MaNGA DynPop – VI. Matter density slopes from dynamical models of 6000 galaxies versus cosmological simulations: the interplay between baryonic and dark matter

Abstract

ABSTRACT We try to understand the trends in the mass density slopes as a function of galaxy properties. We use the results from the best Jeans Anisotropic Modelling (JAM) of the integral-field stellar kinematics for near 6000 galaxies from the MaNGA DynPop project, with stellar masses $10^9\ {\rm {\rm M}_{\odot }}\lesssim M_*\lesssim 10^{12}\ {\rm {\rm M}_{\odot }}$, including both early-type and late-type galaxies. We use the mass-weighted density slopes for the stellar $\overline{\gamma }_*$, dark $\overline{\gamma }_{_{\rm DM}}$ and total $\overline{\gamma }_{_{\rm T}}$ mass from the MaNGA DynPop project.

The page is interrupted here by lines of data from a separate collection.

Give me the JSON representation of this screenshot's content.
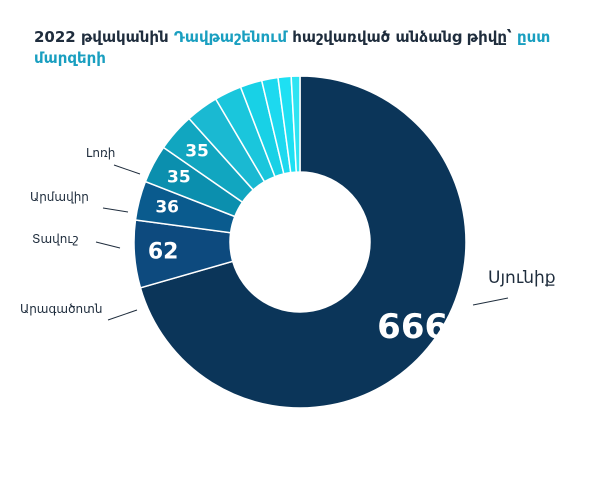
{
  "title": {
    "part1": "2022 թվականին ",
    "highlight1": "Դավթաշենում",
    "part2": " հաշվառված անձանց թիվը՝ ",
    "highlight2": "ըստ մարզերի"
  },
  "chart_data": {
    "type": "pie",
    "donut": true,
    "categories": [
      "Սյունիք",
      "Արագածոտն",
      "Տավուշ",
      "Արմավիր",
      "Լոռի",
      "",
      "",
      "",
      "",
      "",
      ""
    ],
    "values": [
      666,
      62,
      36,
      35,
      35,
      30,
      25,
      20,
      15,
      12,
      8
    ],
    "value_labels": [
      "666",
      "62",
      "36",
      "35",
      "35",
      "",
      "",
      "",
      "",
      "",
      ""
    ],
    "colors": [
      "#0b3559",
      "#0d4a7e",
      "#0a5b8e",
      "#0b8fae",
      "#11a6c0",
      "#1ab9d2",
      "#1ac6dc",
      "#18d1e6",
      "#1dd9ef",
      "#1ee0f3",
      "#2ee4f2"
    ],
    "title": "2022 թվականին Դավթաշենում հաշվառված անձանց թիվը՝ ըստ մարզերի"
  }
}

As previously reported, $\overline{\gamma }_{_{\rm T}}$ approaches a constant value of $\overline{\gamma }_{_{\rm T}}\approx 2.2$ for high σe galaxies, and flattens for $\lg (\sigma _{\rm e}/{\rm km\ s^{-1}})\lesssim 2.3$ galaxies, reaching $\overline{\gamma }_{_{\rm T}}\approx 1.5$ for $\lg (\sigma _{\rm e}/{\rm km\ s^{-1}})\approx 1.8$. We find that total and stellar slopes track each other tightly, with $\overline{\gamma }_{_{\rm T}}\approx \overline{\gamma }_*-0.174$ over the full σe range. This confirms the dominance of stellar matter within Re. We also show that there is no perfect conspiracy between baryonic and dark matter, as $\overline{\gamma }_*$ and $\overline{\gamma }_{_{\rm DM}}$ do not vary inversely within the σe range. We find that the central galaxies from TNG50 and TNG100 simulations do not reproduce the observed galaxy mass distribution, which we attribute to the overestimated dark matter fraction, possibly due to a constant IMF and excessive adiabatic contraction effects in the simulations. Finally, we present the stacked dark matter density profiles and show that they are slightly steeper than the pure dark matter simulation prediction of $\overline{\gamma }_{_{\rm DM}}\approx 1$, suggesting moderate adiabatic contraction in the central region of galaxies. Our work demonstrates the power of stellar dynamics modelling for probing the interaction between stellar and dark matter and testing galaxy formation theories.